Much of the past two weeks in the Philippines mirrors what happened in the United States, down to the timeline. There were a handful of infected imported cases detected in late January before travel restrictions were imposed. Three COVID-19 imported cases were detected in late January (two of which died), followed by a month of no new cases discovered. Red flags went up on March 6-7th when Taiwan caught an imported case from the Philippines, followed by two domestic cases discovered without any travel history or known contact.
Over the next week officials and the public slowly caught up to the stark reality of what this meant: there was a previously undetected and currently uncontained community outbreak in the Philippines. Like the US, it was undetected because of a shortage of test kits. Until about two weeks ago, the Philippines DOH had to send kits out-of-country for testing. Now the University of the Philippines is producing its own PCR tests that could be sequenced at highly-secured bio-labs on campus. There were about 2000 tests available last week.
The outbreak was and is uncontained because it was undetected. About 17% of tests are coming back positive right now. 142 people had tested positive and 12 have now died from COVID-19 by March 17th, representative of both exponential growth and a high case/fatality ratio of 8.2%. Following Department of Health epidemic protocols, President Duterte issued a Red Alert 2 lockdown three days ago.
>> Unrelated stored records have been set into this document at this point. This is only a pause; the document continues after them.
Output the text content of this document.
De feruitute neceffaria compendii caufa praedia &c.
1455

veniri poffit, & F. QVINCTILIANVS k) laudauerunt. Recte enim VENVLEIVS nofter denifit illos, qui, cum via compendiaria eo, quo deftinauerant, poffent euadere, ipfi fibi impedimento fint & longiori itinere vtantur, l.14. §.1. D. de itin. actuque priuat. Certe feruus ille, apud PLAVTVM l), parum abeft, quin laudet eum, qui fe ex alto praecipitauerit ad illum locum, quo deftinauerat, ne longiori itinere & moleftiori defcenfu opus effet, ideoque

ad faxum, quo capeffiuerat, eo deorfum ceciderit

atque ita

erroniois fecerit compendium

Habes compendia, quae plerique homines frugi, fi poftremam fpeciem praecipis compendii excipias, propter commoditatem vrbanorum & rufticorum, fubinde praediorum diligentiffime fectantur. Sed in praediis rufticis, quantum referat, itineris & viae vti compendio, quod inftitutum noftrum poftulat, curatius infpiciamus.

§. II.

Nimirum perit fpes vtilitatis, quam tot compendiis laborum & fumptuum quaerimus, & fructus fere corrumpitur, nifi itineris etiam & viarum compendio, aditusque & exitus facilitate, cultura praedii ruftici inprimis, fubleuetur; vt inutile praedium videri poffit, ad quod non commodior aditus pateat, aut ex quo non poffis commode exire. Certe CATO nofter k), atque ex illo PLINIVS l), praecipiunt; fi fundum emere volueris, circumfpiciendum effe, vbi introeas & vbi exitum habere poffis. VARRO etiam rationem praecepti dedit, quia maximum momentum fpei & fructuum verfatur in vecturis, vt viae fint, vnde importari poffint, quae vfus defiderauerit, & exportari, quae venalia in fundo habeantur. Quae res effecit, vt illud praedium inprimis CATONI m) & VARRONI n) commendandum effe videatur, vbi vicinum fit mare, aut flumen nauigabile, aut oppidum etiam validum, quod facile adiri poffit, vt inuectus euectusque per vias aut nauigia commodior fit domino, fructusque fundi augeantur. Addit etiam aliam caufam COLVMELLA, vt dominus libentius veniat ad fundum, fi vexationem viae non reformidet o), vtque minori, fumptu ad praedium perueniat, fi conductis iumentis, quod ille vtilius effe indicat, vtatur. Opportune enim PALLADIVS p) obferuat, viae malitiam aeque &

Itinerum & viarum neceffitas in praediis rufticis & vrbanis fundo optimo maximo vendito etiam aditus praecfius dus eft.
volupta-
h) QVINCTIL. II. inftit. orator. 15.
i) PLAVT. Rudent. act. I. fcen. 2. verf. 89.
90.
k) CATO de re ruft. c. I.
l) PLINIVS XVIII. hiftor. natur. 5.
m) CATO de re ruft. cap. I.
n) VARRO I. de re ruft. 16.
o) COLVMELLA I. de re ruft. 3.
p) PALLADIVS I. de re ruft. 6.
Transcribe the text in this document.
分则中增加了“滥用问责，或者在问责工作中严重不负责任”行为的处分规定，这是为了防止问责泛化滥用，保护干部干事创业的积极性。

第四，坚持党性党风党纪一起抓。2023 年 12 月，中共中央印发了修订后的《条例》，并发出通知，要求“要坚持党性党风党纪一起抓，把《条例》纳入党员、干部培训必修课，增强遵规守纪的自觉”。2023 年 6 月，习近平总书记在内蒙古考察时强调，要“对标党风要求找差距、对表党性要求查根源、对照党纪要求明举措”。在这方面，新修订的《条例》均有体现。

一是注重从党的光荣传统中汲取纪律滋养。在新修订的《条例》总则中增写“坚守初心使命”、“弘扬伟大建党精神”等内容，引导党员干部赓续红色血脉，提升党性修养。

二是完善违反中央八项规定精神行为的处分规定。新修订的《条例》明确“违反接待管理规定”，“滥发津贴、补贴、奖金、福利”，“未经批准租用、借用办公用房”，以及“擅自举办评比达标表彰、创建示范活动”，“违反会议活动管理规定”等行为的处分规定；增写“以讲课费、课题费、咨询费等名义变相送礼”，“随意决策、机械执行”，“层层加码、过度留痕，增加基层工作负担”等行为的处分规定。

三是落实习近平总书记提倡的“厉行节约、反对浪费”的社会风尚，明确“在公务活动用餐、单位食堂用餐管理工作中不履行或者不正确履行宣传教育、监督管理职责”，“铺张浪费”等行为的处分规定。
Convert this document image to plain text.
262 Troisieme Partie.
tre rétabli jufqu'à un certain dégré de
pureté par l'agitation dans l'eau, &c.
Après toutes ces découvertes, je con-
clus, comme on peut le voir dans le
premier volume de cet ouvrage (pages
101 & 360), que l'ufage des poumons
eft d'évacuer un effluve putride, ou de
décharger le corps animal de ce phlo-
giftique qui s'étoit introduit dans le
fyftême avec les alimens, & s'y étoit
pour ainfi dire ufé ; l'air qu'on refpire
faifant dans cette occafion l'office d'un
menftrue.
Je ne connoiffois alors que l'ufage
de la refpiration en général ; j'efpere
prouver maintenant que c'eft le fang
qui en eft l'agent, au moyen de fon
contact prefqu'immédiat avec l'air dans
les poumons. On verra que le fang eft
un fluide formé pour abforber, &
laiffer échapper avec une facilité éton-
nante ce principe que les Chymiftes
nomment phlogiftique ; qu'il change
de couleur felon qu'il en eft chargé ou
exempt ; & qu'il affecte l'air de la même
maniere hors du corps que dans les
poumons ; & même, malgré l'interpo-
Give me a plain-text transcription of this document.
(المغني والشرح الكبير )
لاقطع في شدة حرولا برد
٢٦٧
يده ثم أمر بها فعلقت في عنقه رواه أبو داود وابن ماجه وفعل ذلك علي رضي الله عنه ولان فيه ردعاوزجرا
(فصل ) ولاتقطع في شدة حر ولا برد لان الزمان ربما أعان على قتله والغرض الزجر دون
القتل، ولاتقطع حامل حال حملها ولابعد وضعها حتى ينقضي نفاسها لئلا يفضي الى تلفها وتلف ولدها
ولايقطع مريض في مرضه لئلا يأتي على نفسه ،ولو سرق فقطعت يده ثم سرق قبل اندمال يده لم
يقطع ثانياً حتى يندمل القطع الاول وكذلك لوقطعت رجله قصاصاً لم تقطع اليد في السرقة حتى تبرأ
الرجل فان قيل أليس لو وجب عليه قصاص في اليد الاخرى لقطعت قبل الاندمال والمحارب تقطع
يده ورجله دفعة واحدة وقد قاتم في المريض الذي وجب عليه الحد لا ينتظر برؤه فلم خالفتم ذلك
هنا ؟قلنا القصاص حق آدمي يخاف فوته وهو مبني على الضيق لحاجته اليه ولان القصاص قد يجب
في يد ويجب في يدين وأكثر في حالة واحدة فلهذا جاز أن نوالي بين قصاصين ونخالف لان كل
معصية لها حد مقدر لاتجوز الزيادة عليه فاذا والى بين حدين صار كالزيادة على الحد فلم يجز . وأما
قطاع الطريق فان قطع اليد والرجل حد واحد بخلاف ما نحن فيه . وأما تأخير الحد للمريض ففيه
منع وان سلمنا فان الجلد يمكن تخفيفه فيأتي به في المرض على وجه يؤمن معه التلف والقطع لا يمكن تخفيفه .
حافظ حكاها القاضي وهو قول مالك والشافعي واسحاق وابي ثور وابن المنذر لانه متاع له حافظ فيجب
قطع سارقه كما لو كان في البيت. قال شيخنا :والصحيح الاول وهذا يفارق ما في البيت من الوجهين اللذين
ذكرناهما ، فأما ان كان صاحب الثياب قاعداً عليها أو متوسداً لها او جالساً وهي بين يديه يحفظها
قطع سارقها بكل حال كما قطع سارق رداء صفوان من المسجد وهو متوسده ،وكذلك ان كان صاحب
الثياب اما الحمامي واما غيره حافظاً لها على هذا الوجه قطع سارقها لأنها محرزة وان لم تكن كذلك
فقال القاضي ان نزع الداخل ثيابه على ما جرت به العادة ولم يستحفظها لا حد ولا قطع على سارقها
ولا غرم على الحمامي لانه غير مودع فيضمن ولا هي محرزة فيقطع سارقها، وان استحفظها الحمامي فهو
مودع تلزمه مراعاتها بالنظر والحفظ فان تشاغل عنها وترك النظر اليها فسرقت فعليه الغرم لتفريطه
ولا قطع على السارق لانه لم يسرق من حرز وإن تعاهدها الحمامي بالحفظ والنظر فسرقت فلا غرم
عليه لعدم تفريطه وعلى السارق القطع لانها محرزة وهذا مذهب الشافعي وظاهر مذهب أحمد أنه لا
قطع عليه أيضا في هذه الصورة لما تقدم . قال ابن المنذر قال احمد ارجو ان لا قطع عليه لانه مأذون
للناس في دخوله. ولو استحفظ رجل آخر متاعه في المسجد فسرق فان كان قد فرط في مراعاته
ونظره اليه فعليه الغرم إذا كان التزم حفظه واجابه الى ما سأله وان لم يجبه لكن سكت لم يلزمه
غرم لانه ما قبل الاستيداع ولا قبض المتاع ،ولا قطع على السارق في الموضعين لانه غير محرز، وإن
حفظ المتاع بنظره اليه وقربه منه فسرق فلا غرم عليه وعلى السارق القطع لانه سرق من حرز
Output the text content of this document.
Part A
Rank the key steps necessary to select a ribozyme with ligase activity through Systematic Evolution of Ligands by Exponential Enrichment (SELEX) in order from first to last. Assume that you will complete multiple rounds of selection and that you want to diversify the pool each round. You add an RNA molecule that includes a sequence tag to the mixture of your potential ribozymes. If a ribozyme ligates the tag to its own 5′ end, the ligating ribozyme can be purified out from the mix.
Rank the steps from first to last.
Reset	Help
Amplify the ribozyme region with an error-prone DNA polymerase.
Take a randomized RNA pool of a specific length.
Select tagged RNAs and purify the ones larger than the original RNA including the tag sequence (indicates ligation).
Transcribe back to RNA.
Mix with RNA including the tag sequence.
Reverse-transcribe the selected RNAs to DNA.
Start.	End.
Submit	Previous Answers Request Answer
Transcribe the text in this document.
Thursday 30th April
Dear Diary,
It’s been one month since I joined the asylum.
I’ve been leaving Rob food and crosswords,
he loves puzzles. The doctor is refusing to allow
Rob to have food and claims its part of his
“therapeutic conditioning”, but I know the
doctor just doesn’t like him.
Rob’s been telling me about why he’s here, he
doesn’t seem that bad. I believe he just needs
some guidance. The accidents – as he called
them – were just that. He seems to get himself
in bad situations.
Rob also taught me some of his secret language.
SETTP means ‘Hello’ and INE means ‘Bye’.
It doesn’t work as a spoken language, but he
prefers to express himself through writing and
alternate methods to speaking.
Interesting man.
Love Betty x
These ‘community quarantines’ will be discussed below.
The simple fact is that nobody knows how widespread this outbreak is in the Philippines. It is vitally important for the rest of the world to help Philippine testing capacity so that we can know whether, or by how much, higher temperatures and humidity can slow the COVID-19 outbreak. The most recent, and only, epidemiological model for the Philippines published so far paints a bleak picture:
- There are likely 3600 cases in the Philippines right now, implying that <4% of cases have been identified.
- The doubling time is 4 days.
- The epidemic will peak in mid-June at approximately 250k infections
- Applying the Imperial College COVID-19 assumptions
- ~22k will die (.9% CFR)
- ~49k will be severe cases requiring hospitalization with oxygenization
These numbers exceed the thresholds we advise in Policy Recommendations for some form of lockdown. It should have happened earlier, in fact. Even though the only confirmed community outbreak cases are in the Metro Manila area, the lockdown was expanded to include the entirety of Luzon Island yesterday. What outsiders simply call ‘Manila’ is officially the National Capital Region (NCR), a metropolis of sixteen distinct city-level political entities. The ‘community quarantine’ is meant to keep outbreaks from spreading between districts at all levels. Armed blockades are being set up at administrative borders that millions of people cross daily.
It would seem DOH has already determined COVID-19 has spread throughout Luzon. Their priority now is to prevent exporting cases domestically to the provinces where the quality of emergency healthcare deteriorates rapidly the further from Tier 1 cities one gets. We will try to compile a more complete statistical picture in coming days, but the open source material we have found shows:
- Only 4 out of 17 regions complied with the local DOH standard local hospital bed ratio and only the National Capital Region complies with the World Health Organization’s guideline requirements [source]
- One oxygen ventilator per ten ICU hospital bed [source]
An uncontained COVID-19 outbreak outside of Cebu and NCR, undetected until hospitals become overwhelmed, would be disastrous. Following Iran, where the reported numbers are untrustworthy, the Philippines is now the second developing country with limited state capacity to experience a COVID-19 outbreak. Testing is in extremely short supply in the provinces. So is the medical equipment needed to treat patients with severe symptoms.
- Cancel all domestic flights and outbound international travel
- Quarantine all international arrivals, regardless of nationality, for 14 days.
- Quarantine every household with a confirmed or suspected COVID-19 infection.
- Pre-emptively isolate and quarantine people over the age of 60.
- ‘Community Quarantine’ every Philippine city until the situation is either better understood or under control.
- Appeal to the international community for aid and technical support, especially ASEAN countries like Singapore and traditional development partners like Korea, Japan, and the United States.
- Specifically, the Philippines needs tens of thousands of serological tests that don’t need to be returned to labs and provide results quickly.
- Heavily monitor food security metrics.
- Unconditional cash transfers to sustain food security for the poorest, enact eviction bans, and supply no interest loans to businesses.